In the week before selecting the final All Black Rugby World Cup 2011 squad, some alarm bells went off in my head, yes not uncommon, as I was concerned about the attitude the selectors took. It was the week before the second to last Tri Nations match, which was being played in South Africa on August 21. The selectors stated that they wished to give some of the fringe players a chance to prove if they are up to the standard to be selected for the world cup squad that would be announced a few days later.

The danger with such a public selection statement is this can put doubt into a players head, rather than have coaching staff that believe in them. You could argue players need to perform under pressure, which they do, yet self belief is created by the inner and outer belief of both the individual and also the key people around that player. Hence this is very different to a coach stating we selected you because we know you are the best, then putting them into playing in a pressure situation, which is more typical of All Black matches.

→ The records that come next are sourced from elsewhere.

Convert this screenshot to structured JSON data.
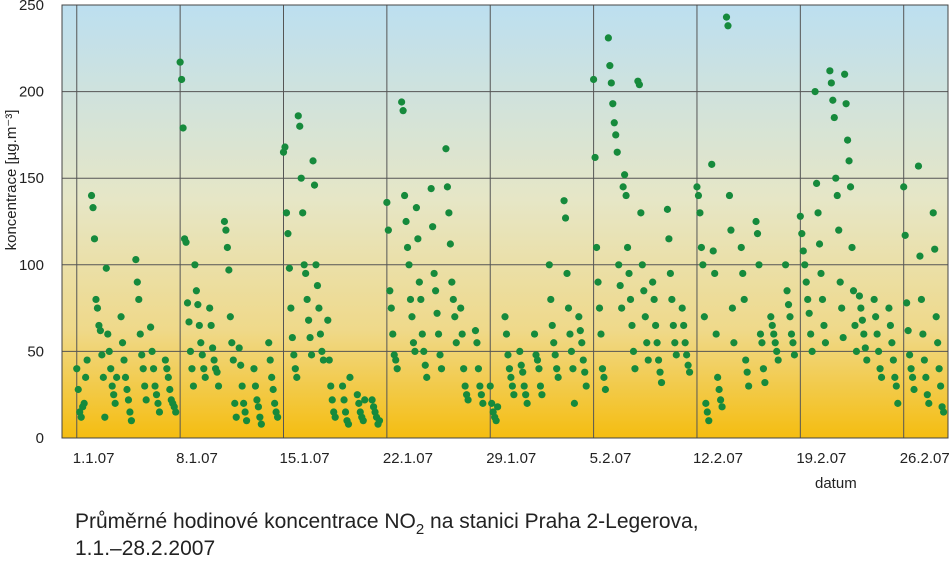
{
  "chart_data": {
    "type": "scatter",
    "title_parts": [
      "Průměrné hodinové koncentrace NO",
      "2",
      " na stanici Praha 2-Legerova,"
    ],
    "title_line2": "1.1.–28.2.2007",
    "xlabel": "datum",
    "ylabel": "koncentrace [µg.m⁻³]",
    "xlim": [
      -1,
      59
    ],
    "xticks": [
      {
        "value": 0,
        "label": "1.1.07"
      },
      {
        "value": 7,
        "label": "8.1.07"
      },
      {
        "value": 14,
        "label": "15.1.07"
      },
      {
        "value": 21,
        "label": "22.1.07"
      },
      {
        "value": 28,
        "label": "29.1.07"
      },
      {
        "value": 35,
        "label": "5.2.07"
      },
      {
        "value": 42,
        "label": "12.2.07"
      },
      {
        "value": 49,
        "label": "19.2.07"
      },
      {
        "value": 56,
        "label": "26.2.07"
      }
    ],
    "ylim": [
      0,
      250
    ],
    "yticks": [
      0,
      50,
      100,
      150,
      200,
      250
    ],
    "grid": true,
    "series": [
      {
        "color": "#168a3c",
        "x": [
          0,
          0.1,
          0.2,
          0.3,
          0.4,
          0.5,
          0.6,
          0.7,
          1,
          1.1,
          1.2,
          1.3,
          1.4,
          1.5,
          1.6,
          1.7,
          1.8,
          1.9,
          2,
          2.1,
          2.2,
          2.3,
          2.4,
          2.5,
          2.6,
          2.7,
          3,
          3.1,
          3.2,
          3.3,
          3.4,
          3.5,
          3.6,
          3.7,
          4,
          4.1,
          4.2,
          4.3,
          4.4,
          4.5,
          4.6,
          4.7,
          5,
          5.1,
          5.2,
          5.3,
          5.4,
          5.5,
          5.6,
          6,
          6.1,
          6.2,
          6.3,
          6.4,
          6.5,
          6.6,
          6.7,
          7,
          7.1,
          7.2,
          7.3,
          7.4,
          7.5,
          7.6,
          7.7,
          7.8,
          7.9,
          8,
          8.1,
          8.2,
          8.3,
          8.4,
          8.5,
          8.6,
          8.7,
          9,
          9.1,
          9.2,
          9.3,
          9.4,
          9.5,
          9.6,
          10,
          10.1,
          10.2,
          10.3,
          10.4,
          10.5,
          10.6,
          10.7,
          10.8,
          11,
          11.1,
          11.2,
          11.3,
          11.4,
          11.5,
          12,
          12.1,
          12.2,
          12.3,
          12.4,
          12.5,
          13,
          13.1,
          13.2,
          13.3,
          13.4,
          13.5,
          13.6,
          14,
          14.1,
          14.2,
          14.3,
          14.4,
          14.5,
          14.6,
          14.7,
          14.8,
          14.9,
          15,
          15.1,
          15.2,
          15.3,
          15.4,
          15.5,
          15.6,
          15.7,
          15.8,
          15.9,
          16,
          16.1,
          16.2,
          16.3,
          16.4,
          16.5,
          16.6,
          16.7,
          17,
          17.1,
          17.2,
          17.3,
          17.4,
          17.5,
          18,
          18.1,
          18.2,
          18.3,
          18.4,
          18.5,
          19,
          19.1,
          19.2,
          19.3,
          19.4,
          19.5,
          20,
          20.1,
          20.2,
          20.3,
          20.4,
          20.5,
          21,
          21.1,
          21.2,
          21.3,
          21.4,
          21.5,
          21.6,
          21.7,
          22,
          22.1,
          22.2,
          22.3,
          22.4,
          22.5,
          22.6,
          22.7,
          22.8,
          22.9,
          23,
          23.1,
          23.2,
          23.3,
          23.4,
          23.5,
          23.6,
          23.7,
          24,
          24.1,
          24.2,
          24.3,
          24.4,
          24.5,
          24.6,
          24.7,
          25,
          25.1,
          25.2,
          25.3,
          25.4,
          25.5,
          25.6,
          25.7,
          26,
          26.1,
          26.2,
          26.3,
          26.4,
          26.5,
          27,
          27.1,
          27.2,
          27.3,
          27.4,
          27.5,
          28,
          28.1,
          28.2,
          28.3,
          28.4,
          28.5,
          29,
          29.1,
          29.2,
          29.3,
          29.4,
          29.5,
          29.6,
          30,
          30.1,
          30.2,
          30.3,
          30.4,
          30.5,
          31,
          31.1,
          31.2,
          31.3,
          31.4,
          31.5,
          32,
          32.1,
          32.2,
          32.3,
          32.4,
          32.5,
          32.6,
          33,
          33.1,
          33.2,
          33.3,
          33.4,
          33.5,
          33.6,
          33.7,
          34,
          34.1,
          34.2,
          34.3,
          34.4,
          34.5,
          35,
          35.1,
          35.2,
          35.3,
          35.4,
          35.5,
          35.6,
          35.7,
          35.8,
          36,
          36.1,
          36.2,
          36.3,
          36.4,
          36.5,
          36.6,
          36.7,
          36.8,
          36.9,
          37,
          37.1,
          37.2,
          37.3,
          37.4,
          37.5,
          37.6,
          37.7,
          37.8,
          38,
          38.1,
          38.2,
          38.3,
          38.4,
          38.5,
          38.6,
          38.7,
          39,
          39.1,
          39.2,
          39.3,
          39.4,
          39.5,
          39.6,
          40,
          40.1,
          40.2,
          40.3,
          40.4,
          40.5,
          40.6,
          41,
          41.1,
          41.2,
          41.3,
          41.4,
          41.5,
          42,
          42.1,
          42.2,
          42.3,
          42.4,
          42.5,
          42.6,
          42.7,
          42.8,
          43,
          43.1,
          43.2,
          43.3,
          43.4,
          43.5,
          43.6,
          43.7,
          44,
          44.1,
          44.2,
          44.3,
          44.4,
          44.5,
          45,
          45.1,
          45.2,
          45.3,
          45.4,
          45.5,
          46,
          46.1,
          46.2,
          46.3,
          46.4,
          46.5,
          46.6,
          47,
          47.1,
          47.2,
          47.3,
          47.4,
          47.5,
          48,
          48.1,
          48.2,
          48.3,
          48.4,
          48.5,
          48.6,
          49,
          49.1,
          49.2,
          49.3,
          49.4,
          49.5,
          49.6,
          49.7,
          49.8,
          50,
          50.1,
          50.2,
          50.3,
          50.4,
          50.5,
          50.6,
          50.7,
          51,
          51.1,
          51.2,
          51.3,
          51.4,
          51.5,
          51.6,
          51.7,
          51.8,
          51.9,
          52,
          52.1,
          52.2,
          52.3,
          52.4,
          52.5,
          52.6,
          52.7,
          52.8,
          53,
          53.1,
          53.2,
          53.3,
          53.4,
          53.5,
          54,
          54.1,
          54.2,
          54.3,
          54.4,
          54.5,
          55,
          55.1,
          55.2,
          55.3,
          55.4,
          55.5,
          55.6,
          56,
          56.1,
          56.2,
          56.3,
          56.4,
          56.5,
          56.6,
          56.7,
          57,
          57.1,
          57.2,
          57.3,
          57.4,
          57.5,
          57.6,
          57.7,
          58,
          58.1,
          58.2,
          58.3,
          58.4,
          58.5,
          58.6,
          58.7
        ],
        "values": [
          40,
          28,
          15,
          12,
          18,
          20,
          35,
          45,
          140,
          133,
          115,
          80,
          75,
          65,
          62,
          48,
          35,
          12,
          98,
          60,
          50,
          40,
          30,
          25,
          20,
          35,
          70,
          55,
          45,
          35,
          28,
          22,
          15,
          10,
          103,
          90,
          80,
          60,
          48,
          40,
          30,
          22,
          64,
          50,
          40,
          30,
          25,
          20,
          15,
          45,
          40,
          35,
          28,
          22,
          20,
          18,
          15,
          217,
          207,
          179,
          115,
          113,
          78,
          67,
          50,
          40,
          30,
          100,
          85,
          77,
          65,
          55,
          48,
          40,
          35,
          75,
          65,
          52,
          45,
          40,
          38,
          30,
          125,
          120,
          110,
          97,
          70,
          55,
          45,
          20,
          12,
          52,
          42,
          30,
          20,
          15,
          10,
          40,
          30,
          22,
          18,
          12,
          8,
          55,
          45,
          35,
          28,
          20,
          15,
          12,
          165,
          168,
          130,
          118,
          98,
          75,
          58,
          48,
          40,
          35,
          186,
          180,
          150,
          130,
          100,
          95,
          80,
          68,
          58,
          48,
          160,
          146,
          100,
          88,
          75,
          60,
          50,
          45,
          68,
          45,
          30,
          22,
          15,
          12,
          30,
          22,
          15,
          10,
          8,
          35,
          25,
          20,
          15,
          12,
          10,
          22,
          22,
          18,
          15,
          12,
          8,
          10,
          136,
          120,
          85,
          75,
          60,
          48,
          45,
          40,
          194,
          189,
          140,
          125,
          110,
          100,
          80,
          70,
          55,
          50,
          133,
          115,
          90,
          80,
          60,
          50,
          42,
          35,
          144,
          122,
          95,
          85,
          72,
          60,
          48,
          40,
          167,
          145,
          130,
          112,
          90,
          80,
          70,
          55,
          75,
          60,
          40,
          30,
          25,
          22,
          62,
          55,
          40,
          30,
          25,
          20,
          30,
          20,
          15,
          12,
          10,
          18,
          70,
          60,
          48,
          40,
          35,
          30,
          25,
          50,
          42,
          38,
          30,
          25,
          20,
          60,
          48,
          45,
          40,
          30,
          25,
          100,
          80,
          65,
          55,
          48,
          40,
          35,
          137,
          127,
          95,
          75,
          60,
          50,
          40,
          20,
          70,
          62,
          55,
          45,
          38,
          30,
          207,
          162,
          110,
          90,
          75,
          60,
          40,
          35,
          28,
          231,
          215,
          205,
          193,
          182,
          175,
          165,
          100,
          88,
          75,
          145,
          152,
          140,
          110,
          95,
          80,
          65,
          50,
          40,
          206,
          204,
          130,
          100,
          85,
          70,
          55,
          45,
          90,
          80,
          65,
          55,
          45,
          38,
          32,
          132,
          115,
          95,
          80,
          65,
          55,
          48,
          75,
          65,
          55,
          48,
          42,
          38,
          145,
          140,
          130,
          110,
          100,
          70,
          20,
          15,
          10,
          158,
          108,
          95,
          60,
          35,
          28,
          22,
          18,
          243,
          238,
          140,
          120,
          75,
          55,
          110,
          95,
          80,
          45,
          38,
          30,
          125,
          118,
          100,
          60,
          55,
          40,
          32,
          70,
          65,
          60,
          55,
          50,
          45,
          100,
          85,
          77,
          70,
          60,
          55,
          48,
          128,
          118,
          108,
          100,
          90,
          80,
          72,
          60,
          50,
          200,
          147,
          130,
          112,
          95,
          80,
          65,
          55,
          212,
          205,
          195,
          185,
          150,
          140,
          120,
          90,
          75,
          58,
          210,
          193,
          172,
          160,
          145,
          110,
          85,
          65,
          50,
          82,
          75,
          68,
          60,
          52,
          45,
          80,
          70,
          60,
          50,
          40,
          35,
          75,
          65,
          55,
          45,
          35,
          30,
          20,
          145,
          117,
          78,
          62,
          48,
          40,
          35,
          28,
          157,
          105,
          80,
          60,
          45,
          35,
          25,
          20,
          130,
          109,
          70,
          55,
          40,
          30,
          18,
          15
        ]
      }
    ]
  }
}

Every individual has different levels of belief. Let's use 2 examples. The core example is Colin Slade, after limited play due to 2 broken check bones in the same season, he was told to play for his place in the August 21 South African test match. Having shown supreme quality touches in his previous All Black play, on that day he floundered, he lacked the self belief it seemed to have his full confidence. If he had been told that the selectors believe in him and that is why they selected him in the current squad, would he have played better? Would he have maintained the form of a world class five eights shown previously?

The other example is Israel Dagg who performed like a man who knew with unerring certainty he was a potential All Black great in the making. He proved he has the deep seated self belief to handle any challenge.

The core point is that expectations help create performance. Hence we often will not be able to perform better then our expectations, which are a collection of our own unconscious conditioning, which is influenced by those around us. For example our parents, partner, brother, work mates or associates have expectations of our possible performance levels, hence ability, which help to influence our self belief and set our performance limits. This is an example of the importance of associating with people who are positive and motivate you, rather then drag you down.
What can you do today to improve your collective expectations hence self belief?